A Polícia Federal encontrou planilhas que revelam detalhes sobre o fluxo de caixa mensal do Comando Vermelho do Rio numa troca de mensagens entre dois integrantes da cúpula da facção. No diálogo interceptado, Edgar Alves Andrade, o Doca, chefe do tráfico do Complexo da Penha e um dos criminosos mais procurados do Rio, compartilhou com Arnaldo da Silva Dias, o Naldinho, preso no Complexo de Gericinó, a movimentação financeira da quadrilha em fevereiro de 2024. As planilhas mostram que, naquele mês, havia R$ 13.872.003,00 no “caixa da facção” — dinheiro usado para pagamento de advogados da cúpula e compra de armas e drogas.
ACOMPANHE MAIS NOTÍCIAS DO ALAGOAS 24 HORAS NO INSTAGRAM
Entre as despesas assinaladas na planilha, há alusões a pagamentos de R$ 55 mil a advogados, R$ 39 mil com “30 kg de mato” — referência a maconha — e até R$ 280 com uma cafeteira. Também há menções a pagamentos de mais de R$ 30 mil a “casas de apoio” da facção em Mossoró, Catanduvas, Campo Grande e Brasília, cidades onde estão localizados presídios federais que abrigam chefes do CV.
Entre os valores descritos como “entrada”, aparecem mais de R$ 1 milhão obtidos com a venda de “pó, mato e skank” e R$ 168 mil de “fortalecimento” de diferentes favelas dominadas pela facção, como Guandu e Manguinhos — ou seja, valores repassados por chefes locais à caixa mantida pela cúpula.
‘Sem guerras e roubo’
Ontem, O GLOBO revelou mensagens de Naldinho interceptadas pela PF que mostram que a cúpula do Comando Vermelho determinou que a facção “segurasse sete dias sem guerras e roubo” por conta de uma reunião do G20 no Rio, em fevereiro do ano passado. O traficante está preso na Penitenciária Gabriel Ferreira Castilho (Bangu 3), integra o Conselho Permanente do CV — órgão formado por uma dezena de chefes do tráfico presos em Bangu, que tem a palavra final sobre decisões do grupo no Rio — e, segundo a PF, atua como uma espécie de relações-públicas da facção.

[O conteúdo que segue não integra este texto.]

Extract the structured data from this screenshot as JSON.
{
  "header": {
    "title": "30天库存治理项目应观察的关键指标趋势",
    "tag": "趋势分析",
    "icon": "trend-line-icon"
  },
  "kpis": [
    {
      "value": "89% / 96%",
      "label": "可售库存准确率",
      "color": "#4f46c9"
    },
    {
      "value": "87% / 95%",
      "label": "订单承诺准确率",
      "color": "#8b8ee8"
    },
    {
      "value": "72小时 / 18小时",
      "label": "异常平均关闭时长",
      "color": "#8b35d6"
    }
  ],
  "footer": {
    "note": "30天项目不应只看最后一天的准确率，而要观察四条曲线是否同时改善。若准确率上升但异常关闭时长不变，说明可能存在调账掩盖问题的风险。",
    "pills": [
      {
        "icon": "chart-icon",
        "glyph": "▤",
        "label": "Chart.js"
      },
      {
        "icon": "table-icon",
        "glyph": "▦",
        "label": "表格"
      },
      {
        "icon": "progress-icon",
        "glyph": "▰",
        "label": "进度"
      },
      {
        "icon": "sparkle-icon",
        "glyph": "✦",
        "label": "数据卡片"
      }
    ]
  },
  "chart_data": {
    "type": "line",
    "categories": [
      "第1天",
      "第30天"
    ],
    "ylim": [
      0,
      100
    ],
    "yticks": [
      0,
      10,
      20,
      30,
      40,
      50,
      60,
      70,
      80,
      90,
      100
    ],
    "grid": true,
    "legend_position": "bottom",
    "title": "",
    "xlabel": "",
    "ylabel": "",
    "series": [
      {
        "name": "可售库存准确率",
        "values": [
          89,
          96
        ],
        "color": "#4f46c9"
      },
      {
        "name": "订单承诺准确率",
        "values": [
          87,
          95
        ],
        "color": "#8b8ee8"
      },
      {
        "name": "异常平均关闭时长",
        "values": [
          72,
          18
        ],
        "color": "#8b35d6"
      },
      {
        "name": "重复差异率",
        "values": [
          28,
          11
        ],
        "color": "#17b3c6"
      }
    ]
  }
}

“Boa tarde a todos meus irmãos. Hoje, um representante das autoridades no Rio procurou o irmão que é sintonia e pediu para nós segurarmos sete dias sem guerras e roubo devido ao G20 (são representantes de 20 países diferentes). Para evitar isolamentos de irmãos que venham a ter ligação com determinada área. Todos estamos de acordo em segurar esses sete dias até porque se veio no diálogo, eles demonstraram um respeito por nós”, escreveu Naldinho no “salve” (comunicado aos integrantes da facção) enviado no dia 22 de fevereiro e obtido com exclusividade pelo GLOBO. A investigação da PF não identificou a suposta autoridade citada no texto.
As mensagens integram um relatório da PF que expõe a atuação de Naldinho, condenado por tráfico e homicídio a mais de 50 anos de prisão e apontado como chefe de favelas em várias cidades do Sul Fluminense, como porta-voz do CV, responsável por levar as ordens do topo até a base da facção. Em “salves” enviados a aliados fora da cadeia, o criminoso arbitra disputas entre donos de bocas de fumo, comunica seus comparsas sobre alianças com outras facções e até organiza rifas em que os prêmios são fuzis.
Transferência de cadeia
Com base nas mensagens interceptadas, a PF pediu à Justiça, em novembro do ano passado, a transferência de Naldinho para um presídio federal — em 2016, o traficante já havia sido levado para uma unidade fora do Rio, mas acabou voltando ao estado em 2020. A Polícia Civil também solicitou a transferência em fevereiro passado, e o Ministério Público corroborou o pedido. Segundo o Tribunal de Justiça do Rio, ainda não há decisão obre o caso.
O EXTRA não conseguiu contato com a defesa de Naldinho. À Justiça, no entanto, seus advogados afirmaram que “não há como identificar a pessoa que se utilizou da linha telefônica” e defenderam que “não há conduta praticada pelo apenado capaz de incluí-lo no sistema penitenciário federal”.